Pour Flynn, la numérisation, l'économie verte et une population croissante de jeunes continueront de mettre le Royaume et ses voisins régionaux au défi de fournir davantage d'emplois de meilleure qualité, orientés vers les secteurs de l’avenir.    

«La crise de la Covid-19 a montré à quel point la dépendance à quelques secteurs et ressources naturelles pour la croissance économique rendait les marchés du travail du Moyen-Orient, en particulier dans le Golfe, vulnérables aux chocs. Les jeunes et les travailleurs peu qualifiés ont été particulièrement touchés», souligne Flynn. «Le Moyen-Orient, et en particulier l'Arabie saoudite, ont connu une nette amélioration dans la résilience du marché du travail, mais il existe un potentiel pour la renforcer encore davantage.» 

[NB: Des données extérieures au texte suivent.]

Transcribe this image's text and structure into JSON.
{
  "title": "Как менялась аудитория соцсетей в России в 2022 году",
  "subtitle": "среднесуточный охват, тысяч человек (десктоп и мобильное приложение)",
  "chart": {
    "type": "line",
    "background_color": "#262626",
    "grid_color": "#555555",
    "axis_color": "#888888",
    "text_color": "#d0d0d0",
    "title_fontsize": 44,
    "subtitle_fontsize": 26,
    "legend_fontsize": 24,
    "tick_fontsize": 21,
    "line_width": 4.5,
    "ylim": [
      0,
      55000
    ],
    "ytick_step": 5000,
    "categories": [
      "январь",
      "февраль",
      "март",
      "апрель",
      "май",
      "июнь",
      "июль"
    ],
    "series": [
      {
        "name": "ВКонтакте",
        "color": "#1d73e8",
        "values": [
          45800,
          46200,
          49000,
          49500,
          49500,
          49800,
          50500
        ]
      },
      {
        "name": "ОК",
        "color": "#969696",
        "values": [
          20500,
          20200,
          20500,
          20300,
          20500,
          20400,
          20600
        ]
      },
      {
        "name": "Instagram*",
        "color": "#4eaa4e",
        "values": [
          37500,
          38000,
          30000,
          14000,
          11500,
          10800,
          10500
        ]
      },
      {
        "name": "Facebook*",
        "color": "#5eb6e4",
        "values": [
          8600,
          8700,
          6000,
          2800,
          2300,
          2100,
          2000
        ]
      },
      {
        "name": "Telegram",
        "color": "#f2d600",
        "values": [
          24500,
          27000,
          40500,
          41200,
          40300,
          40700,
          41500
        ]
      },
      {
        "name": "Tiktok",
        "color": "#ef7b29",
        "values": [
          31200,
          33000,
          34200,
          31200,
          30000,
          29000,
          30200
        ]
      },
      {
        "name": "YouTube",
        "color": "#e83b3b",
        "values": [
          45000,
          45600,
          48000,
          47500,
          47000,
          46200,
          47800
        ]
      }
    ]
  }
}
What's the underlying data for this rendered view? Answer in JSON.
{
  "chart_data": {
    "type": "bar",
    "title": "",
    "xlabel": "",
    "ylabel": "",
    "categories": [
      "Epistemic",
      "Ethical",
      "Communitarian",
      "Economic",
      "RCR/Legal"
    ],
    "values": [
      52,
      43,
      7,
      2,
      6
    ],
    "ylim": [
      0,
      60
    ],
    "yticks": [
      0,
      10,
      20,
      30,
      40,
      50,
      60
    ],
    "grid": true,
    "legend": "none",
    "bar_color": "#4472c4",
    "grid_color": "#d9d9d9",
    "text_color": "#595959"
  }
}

Il soutient que les gouvernements doivent d’abord adopter des politiques qui favorisent les économies numériques et vertes, ainsi que les secteurs traditionnellement créateurs d'emplois, tels que la logistique et l’industrie manufacturière. 

«De solides programmes de développement des compétences et d'apprentissage peuvent aider à préparer les travailleurs jeunes et expérimentés à ces nouveaux emplois», précise-t-il. 

«Par ailleurs, les leaders de la résilience tels que l'Allemagne et les Pays-Bas ont montré que des institutions fortes, capables de mettre en place des politiques de création d'emplois, et de réagir rapidement en cas de crise se sont avérées plus cruciales que jamais», ajoute-t-il.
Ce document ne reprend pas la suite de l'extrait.